Ils voient dans ce courrier une pression pour ne pas parler à la presse, dans un contexte de conflit ouvert avec la tutelle. Les multiples changements de protocole sanitaire lors de la semaine de rentrée ont achevé de mettre le feu aux poudres.
"Un courrier maladroit"
De son côté, le rectorat joue l'apaisement. Le service communication de Poitiers admet que "la formulation « remontrance » n'est peut-être pas très adroite. Ce courrier fait suite à un entretien individuel qui s’est passé sans encombre. C'est classique de faire un écrit après un entretien. Il ne signifie pas qu’il y a une sanction. Ce n’est pas adressé à tous les enseignants, ce n’est pas un rappel à l’ordre, ni une volonté de les censurer. Il s'agit de situations individuelles, elles ont fait entrer dans leurs classes un journaliste sans en avertir leur hiérarchie."
Plus que le contenu des interviews, le problème tiendrait donc au lieu de celles-ci et au non-respect de la procédure habituelle.
Ce ne sont en aucun cas les propos qui motivent cet entretien. Les opinions ne doivent pas s’exprimer dans le cadre scolaire. Ce qui est critiqué c’est la démarche, le contexte.
Service communication du Rectorat de Poitiers
Guy Grizet, membre du bureau du SNUIPP17, a accompagné les deux enseignantes en tant qu'élu du personnel lors de cet entretien. "J’ai senti une administration pas très à l’aise. Ils ont rappelé la règle mais compris la colère. Je dirai même qu'ils avaient l’ordre de rappeler la règle."
Il ne conteste pas l'entorse au devoir de réserve, dans le sens où, effectivement, le lieu de l'interview, en tant que lieu de travail, pose problème. De même pour le fait de ne pas avoir solliciter l'autorisation de la hiérarchie locale, et le service communication, pour faire entrer un journaliste au sein de l'école.
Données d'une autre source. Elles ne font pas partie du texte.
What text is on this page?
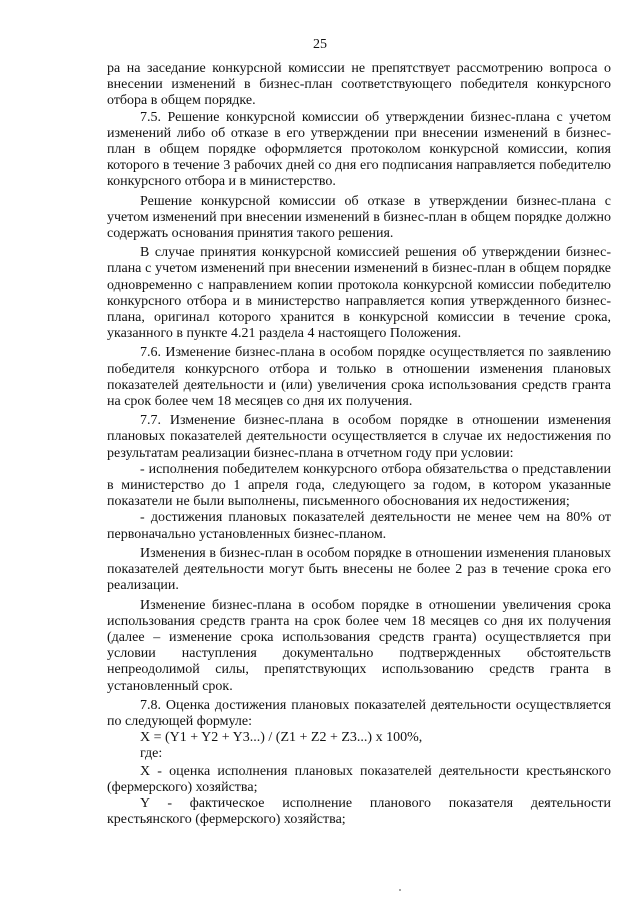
25

ра на заседание конкурсной комиссии не препятствует рассмотрению вопроса о внесении изменений в бизнес-план соответствующего победителя конкурсного отбора в общем порядке.

7.5. Решение конкурсной комиссии об утверждении бизнес-плана с учетом изменений либо об отказе в его утверждении при внесении изменений в бизнес-план в общем порядке оформляется протоколом конкурсной комиссии, копия которого в течение 3 рабочих дней со дня его подписания направляется победителю конкурсного отбора и в министерство.

Решение конкурсной комиссии об отказе в утверждении бизнес-плана с учетом изменений при внесении изменений в бизнес-план в общем порядке должно содержать основания принятия такого решения.

В случае принятия конкурсной комиссией решения об утверждении бизнес-плана с учетом изменений при внесении изменений в бизнес-план в общем порядке одновременно с направлением копии протокола конкурсной комиссии победителю конкурсного отбора и в министерство направляется копия утвержденного бизнес-плана, оригинал которого хранится в конкурсной комиссии в течение срока, указанного в пункте 4.21 раздела 4 настоящего Положения.

7.6. Изменение бизнес-плана в особом порядке осуществляется по заявлению победителя конкурсного отбора и только в отношении изменения плановых показателей деятельности и (или) увеличения срока использования средств гранта на срок более чем 18 месяцев со дня их получения.

7.7. Изменение бизнес-плана в особом порядке в отношении изменения плановых показателей деятельности осуществляется в случае их недостижения по результатам реализации бизнес-плана в отчетном году при условии:

- исполнения победителем конкурсного отбора обязательства о представлении в министерство до 1 апреля года, следующего за годом, в котором указанные показатели не были выполнены, письменного обоснования их недостижения;

- достижения плановых показателей деятельности не менее чем на 80% от первоначально установленных бизнес-планом.

Изменения в бизнес-план в особом порядке в отношении изменения плановых показателей деятельности могут быть внесены не более 2 раз в течение срока его реализации.

Изменение бизнес-плана в особом порядке в отношении увеличения срока использования средств гранта на срок более чем 18 месяцев со дня их получения (далее – изменение срока использования средств гранта) осуществляется при условии наступления документально подтвержденных обстоятельств непреодолимой силы, препятствующих использованию средств гранта в установленный срок.

7.8. Оценка достижения плановых показателей деятельности осуществляется по следующей формуле:

X = (Y1 + Y2 + Y3...) / (Z1 + Z2 + Z3...) x 100%,

где:

X - оценка исполнения плановых показателей деятельности крестьянского (фермерского) хозяйства;

Y - фактическое исполнение планового показателя деятельности крестьянского (фермерского) хозяйства;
L'une des directrices convoquées raconte elle aussi ce reproche d'un manquement à l’obligation de réserve. "Ce n’était pas un moment agréable. En trente ans de carrière, ça ne m'était jamais arrivé". Mais elle témoigne également de cette ambiance assez bienveillante : "On avait tous des choses à dire. Et au final, ils ont été assez à l’écoute de nos difficultés. Sur le fond, ils avaient l'air d’accord avec nous."
Les mots qui fâchent
Le syndicaliste confirme : "On est restés un long moment à reposer le contexte, évoquer la violence du ministre qui, depuis des années, détruit l’outil de travail, met toute une profession dans le mal-être. Il y a des problèmes qui datent d’avant le Covid !"
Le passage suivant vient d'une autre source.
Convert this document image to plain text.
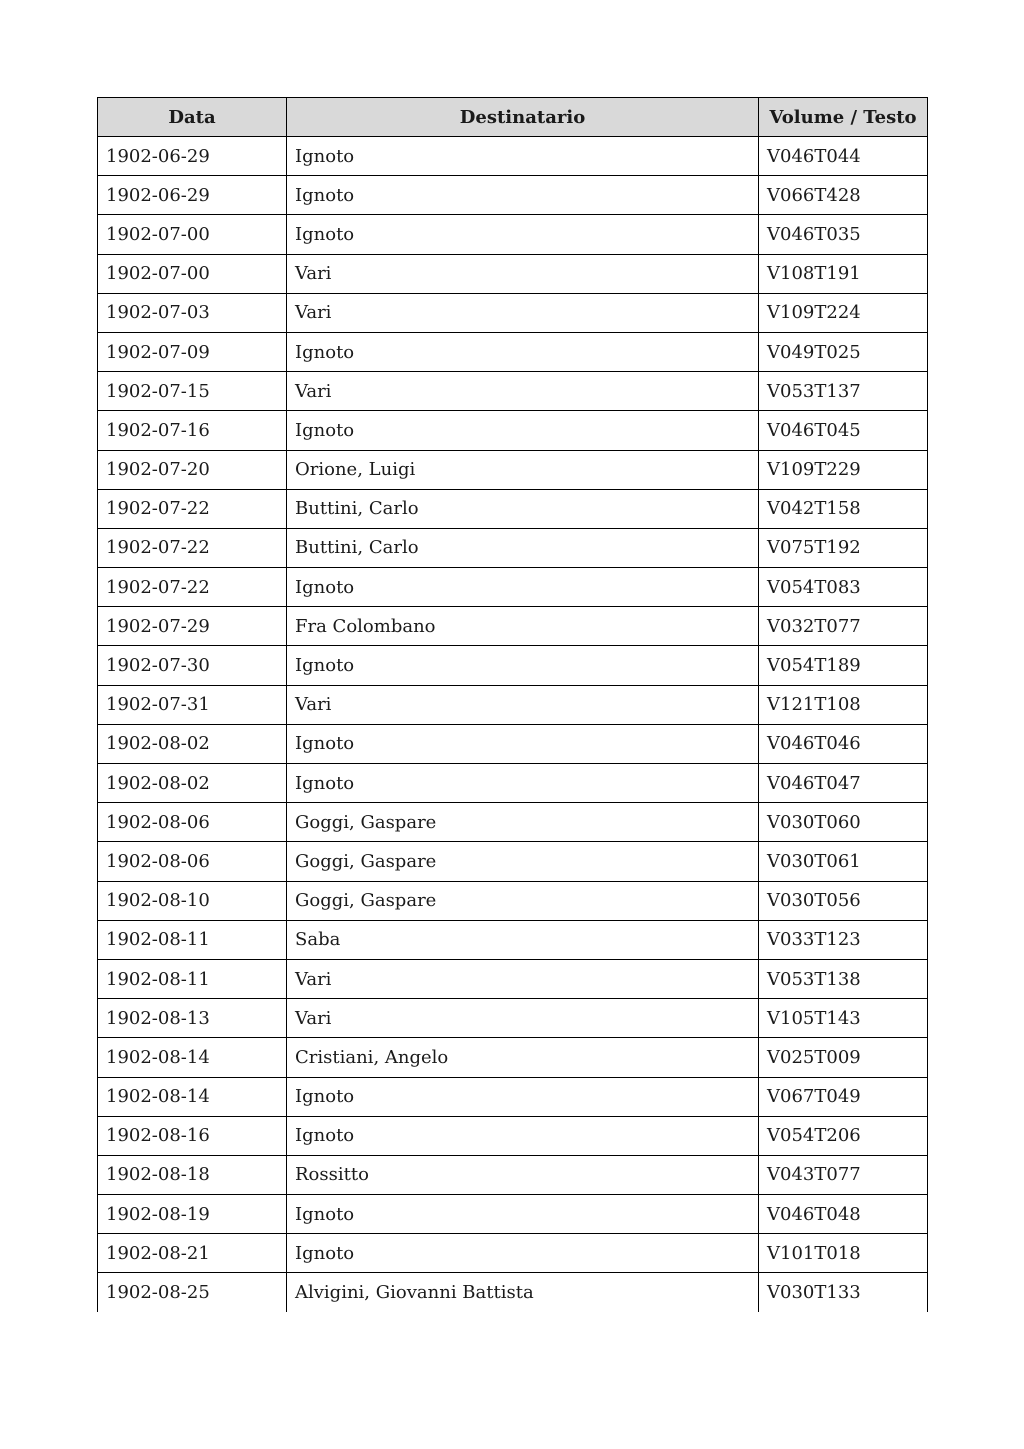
Data	Destinatario	Volume / Testo
1902-06-29	Ignoto	V046T044
1902-06-29	Ignoto	V066T428
1902-07-00	Ignoto	V046T035
1902-07-00	Vari	V108T191
1902-07-03	Vari	V109T224
1902-07-09	Ignoto	V049T025
1902-07-15	Vari	V053T137
1902-07-16	Ignoto	V046T045
1902-07-20	Orione, Luigi	V109T229
1902-07-22	Buttini, Carlo	V042T158
1902-07-22	Buttini, Carlo	V075T192
1902-07-22	Ignoto	V054T083
1902-07-29	Fra Colombano	V032T077
1902-07-30	Ignoto	V054T189
1902-07-31	Vari	V121T108
1902-08-02	Ignoto	V046T046
1902-08-02	Ignoto	V046T047
1902-08-06	Goggi, Gaspare	V030T060
1902-08-06	Goggi, Gaspare	V030T061
1902-08-10	Goggi, Gaspare	V030T056
1902-08-11	Saba	V033T123
1902-08-11	Vari	V053T138
1902-08-13	Vari	V105T143
1902-08-14	Cristiani, Angelo	V025T009
1902-08-14	Ignoto	V067T049
1902-08-16	Ignoto	V054T206
1902-08-18	Rossitto	V043T077
1902-08-19	Ignoto	V046T048
1902-08-21	Ignoto	V101T018
1902-08-25	Alvigini, Giovanni Battista	V030T133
Dans ce contexte alourdi par déjà plus de deux ans de crise sanitaire, chaque mot compte. Et "remontrance" en est un qui compte triple.
Au-delà de la polémique et des invectives des réseaux sociaux qui prospèrent, sans avoir connaissance des propos d'origine et du contexte de l'article de presse ayant déclenché ce courrier, comment interpréter l'obligation de réserve ? La frontière est ténue.
C'est très infantilisant !
Guy Grizet, membre du bureau du SNUIPP17
Guy Grizet s'interroge : "Y aurait-il eu convocation d’autres collègues interviewés dans un autre lieu que le lieu de travail ? Et "remontrance" ? D’où vient ce mot ? Ça me paraît stupide, aucun intérêt, Je ne sais pas pourquoi le rectorat a eu cette position. C'est très infantilisant ! Je suis content qu’ils reconnaissent la maladresse."
Après réflexion, l'une des directrices concernées nous assure qu'elle continuera à parler à la presse, mais pas de la même manière : "C’est bien, ça apprend à être prudent. Maintenant, je demanderai l’anonymat. Mais on vit une période tellement compliquée, ça fait vraiment du bien de parler".